O jeito foi matar a fome com um sanduíche. Mas ninguém vende sanduíche durante Pessach, porque pão é proibido. Ha! Quem disse que o brasileiro inventou o jeitinho não conhece o jeitinho israelense. Num café de grife, encontrei um sanduíche de grife, a preço de grife, feito com farinha de matzá.

Chega. Está tarde. Já devorei o sanduba (não é tão ruim quanto parece, de fato é bem bom). Agora preciso dormir. Amanhã começa outra semana curta. Diferente da semana passada, que teve só um dia útil, essa começa com metade. Depois, um dia e meio de feriado. E aí, volta à normalidade. E ao pão.

Chag sameach. Boa Páscoa.



10 Responses to “Não tem matzá!”

  1. 1 Fernanda Fig

    Como assim?! Não lembrava que seu blog tinha voltado à ativa!! Tenho muita coisa pra colocar em dia. E já tá precisando atualizar de novo, né? Pesach já acabou faz tempo, hehehe

    É, amigo, vida de solteiro dá trabalho, né?

    Então, qdo eu tava por aí procurando um kibbutz, me falaram dos moshav, nunca tinha ouvido falar. Eles também aceitam voluntários, né? Dei uma pesquisada rápida na época, mas me disseram que a maioria era religiosa. Não sei se procede, mas… desencanei!

    Beijos, hasta la vista

  2. 2 Laura

    Estou te acompanhando viu GABO!! ;)
    Nossa mas esse apto tá muito desarrumado..rsrsrs
    á morando com quem?
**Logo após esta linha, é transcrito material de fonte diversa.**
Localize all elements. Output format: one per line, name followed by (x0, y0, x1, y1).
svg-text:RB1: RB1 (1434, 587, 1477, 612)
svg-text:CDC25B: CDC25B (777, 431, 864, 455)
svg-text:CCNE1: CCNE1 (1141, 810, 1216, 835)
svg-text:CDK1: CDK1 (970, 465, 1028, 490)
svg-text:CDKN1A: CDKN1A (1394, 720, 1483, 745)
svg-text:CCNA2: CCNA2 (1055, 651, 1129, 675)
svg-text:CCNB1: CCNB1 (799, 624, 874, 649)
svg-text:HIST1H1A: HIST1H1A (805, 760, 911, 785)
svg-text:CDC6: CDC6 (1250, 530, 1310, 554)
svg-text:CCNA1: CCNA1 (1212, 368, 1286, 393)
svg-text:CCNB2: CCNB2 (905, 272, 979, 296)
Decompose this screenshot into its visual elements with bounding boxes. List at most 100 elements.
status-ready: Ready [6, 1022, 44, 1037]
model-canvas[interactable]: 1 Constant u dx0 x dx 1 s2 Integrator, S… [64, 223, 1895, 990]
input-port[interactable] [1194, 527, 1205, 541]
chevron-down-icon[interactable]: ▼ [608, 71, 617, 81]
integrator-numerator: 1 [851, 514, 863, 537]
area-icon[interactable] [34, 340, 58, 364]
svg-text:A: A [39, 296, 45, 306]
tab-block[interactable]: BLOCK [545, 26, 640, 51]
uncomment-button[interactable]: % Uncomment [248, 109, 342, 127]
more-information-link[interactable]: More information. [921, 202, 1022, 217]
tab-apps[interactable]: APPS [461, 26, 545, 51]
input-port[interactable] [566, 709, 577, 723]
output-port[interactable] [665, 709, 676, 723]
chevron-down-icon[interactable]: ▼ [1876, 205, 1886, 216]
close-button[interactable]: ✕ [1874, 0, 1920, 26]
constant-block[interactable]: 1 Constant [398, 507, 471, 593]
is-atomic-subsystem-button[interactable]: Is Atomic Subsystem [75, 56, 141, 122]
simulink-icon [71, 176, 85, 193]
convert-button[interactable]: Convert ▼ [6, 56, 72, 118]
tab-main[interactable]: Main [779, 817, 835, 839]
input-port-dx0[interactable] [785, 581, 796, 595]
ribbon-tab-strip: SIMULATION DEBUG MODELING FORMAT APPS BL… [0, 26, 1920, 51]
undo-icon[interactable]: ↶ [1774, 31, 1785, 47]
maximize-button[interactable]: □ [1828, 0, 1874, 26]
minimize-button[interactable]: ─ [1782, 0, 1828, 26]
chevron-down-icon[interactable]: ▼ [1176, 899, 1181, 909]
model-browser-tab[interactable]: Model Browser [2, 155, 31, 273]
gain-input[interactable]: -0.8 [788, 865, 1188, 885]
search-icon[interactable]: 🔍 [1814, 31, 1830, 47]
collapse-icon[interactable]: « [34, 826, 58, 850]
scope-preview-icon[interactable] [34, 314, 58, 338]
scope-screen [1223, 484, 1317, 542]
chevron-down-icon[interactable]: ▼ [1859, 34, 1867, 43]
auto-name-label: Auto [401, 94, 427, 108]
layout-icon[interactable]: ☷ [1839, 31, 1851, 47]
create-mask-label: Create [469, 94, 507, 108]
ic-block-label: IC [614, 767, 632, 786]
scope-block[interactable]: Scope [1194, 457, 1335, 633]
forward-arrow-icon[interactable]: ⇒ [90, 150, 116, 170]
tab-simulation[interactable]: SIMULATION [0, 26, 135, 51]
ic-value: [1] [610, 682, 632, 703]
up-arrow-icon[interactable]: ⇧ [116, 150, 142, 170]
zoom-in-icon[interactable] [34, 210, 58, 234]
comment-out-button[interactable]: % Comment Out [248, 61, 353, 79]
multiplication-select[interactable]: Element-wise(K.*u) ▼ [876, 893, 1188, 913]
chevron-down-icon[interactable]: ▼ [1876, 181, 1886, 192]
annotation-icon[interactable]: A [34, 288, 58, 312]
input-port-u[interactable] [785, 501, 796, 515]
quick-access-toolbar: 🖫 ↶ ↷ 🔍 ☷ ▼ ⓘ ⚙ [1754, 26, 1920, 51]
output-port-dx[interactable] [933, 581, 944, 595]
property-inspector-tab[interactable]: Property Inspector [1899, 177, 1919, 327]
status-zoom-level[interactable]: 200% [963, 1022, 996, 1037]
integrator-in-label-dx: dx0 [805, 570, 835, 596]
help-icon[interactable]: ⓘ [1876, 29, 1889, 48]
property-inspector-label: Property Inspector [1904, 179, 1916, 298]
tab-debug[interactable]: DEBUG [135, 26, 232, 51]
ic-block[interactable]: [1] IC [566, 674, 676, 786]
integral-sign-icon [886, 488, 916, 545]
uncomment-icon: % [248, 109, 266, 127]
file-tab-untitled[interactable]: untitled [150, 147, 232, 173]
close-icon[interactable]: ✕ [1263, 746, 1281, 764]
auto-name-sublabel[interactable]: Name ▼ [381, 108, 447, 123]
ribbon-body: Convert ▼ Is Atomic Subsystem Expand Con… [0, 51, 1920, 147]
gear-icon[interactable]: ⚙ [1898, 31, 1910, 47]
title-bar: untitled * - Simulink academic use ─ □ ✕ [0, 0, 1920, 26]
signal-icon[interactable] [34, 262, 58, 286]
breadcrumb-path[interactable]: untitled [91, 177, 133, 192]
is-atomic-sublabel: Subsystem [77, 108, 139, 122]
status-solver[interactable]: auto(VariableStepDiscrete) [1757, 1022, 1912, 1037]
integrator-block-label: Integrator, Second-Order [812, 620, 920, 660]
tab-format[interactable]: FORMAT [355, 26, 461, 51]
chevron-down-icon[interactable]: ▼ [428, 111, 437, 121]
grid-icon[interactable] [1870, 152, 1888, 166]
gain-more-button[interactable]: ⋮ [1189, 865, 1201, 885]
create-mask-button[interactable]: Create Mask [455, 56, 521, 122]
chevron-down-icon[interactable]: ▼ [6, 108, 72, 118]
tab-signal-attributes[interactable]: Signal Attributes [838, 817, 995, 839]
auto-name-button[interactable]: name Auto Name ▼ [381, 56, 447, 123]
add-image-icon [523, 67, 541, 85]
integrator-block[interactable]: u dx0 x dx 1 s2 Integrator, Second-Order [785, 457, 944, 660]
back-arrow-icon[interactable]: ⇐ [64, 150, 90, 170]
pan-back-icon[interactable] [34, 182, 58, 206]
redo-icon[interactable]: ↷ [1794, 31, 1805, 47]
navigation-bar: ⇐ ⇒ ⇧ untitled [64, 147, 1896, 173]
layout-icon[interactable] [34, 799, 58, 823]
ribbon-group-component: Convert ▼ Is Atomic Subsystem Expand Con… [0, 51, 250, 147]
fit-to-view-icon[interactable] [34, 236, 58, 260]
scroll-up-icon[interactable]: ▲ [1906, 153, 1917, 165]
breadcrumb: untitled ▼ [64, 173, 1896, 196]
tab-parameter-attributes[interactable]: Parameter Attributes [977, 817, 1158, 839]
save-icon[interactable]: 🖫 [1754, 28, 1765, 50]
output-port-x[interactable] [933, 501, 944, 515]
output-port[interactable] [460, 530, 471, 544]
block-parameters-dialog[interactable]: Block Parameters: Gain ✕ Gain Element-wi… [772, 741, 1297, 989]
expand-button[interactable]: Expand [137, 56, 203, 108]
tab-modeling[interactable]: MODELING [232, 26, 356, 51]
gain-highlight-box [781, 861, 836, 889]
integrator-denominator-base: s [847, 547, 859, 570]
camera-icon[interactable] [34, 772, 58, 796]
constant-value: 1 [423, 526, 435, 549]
Deonde vem os cinzeiros sujos vc não fuma !!?
    BJS & SDS

    • Laurinha, está desatualizada! Fumo sim. São meus, estou morando sozinho. E o apartamento já está melhor. Dei um “tapa” nele esses dias!

  3. 4 Andy Mignot

    Queria experimentar matza!!!:)

  4. 5 Libanesa

    estara por ai em junho? quero passar meu aniversario em Israel. :)

    • Opa! Eu devo estar aqui, sim. Vem!

  5. 7 Ila

    Ok, eu so como matza em pessach, mas em qual cidade vc ta q nao tem restaurantes e lanchonetes “treif”? Bnei Brak??? hehehehehe
    bjs!

    • Eu também não como chametz! Mas sanduba (ou pizza) são sempre os salvadores pra esse tipo de situação!

  6. 9 Tati

    Inacreditavel, mas aqui em casa tb nao comprei matzot… Mas estou vivendo bem de iogurtes e quijos…
    To com saudades…

  7. 10 Paula

    Tem pita na minha casa… quem precisa de matza???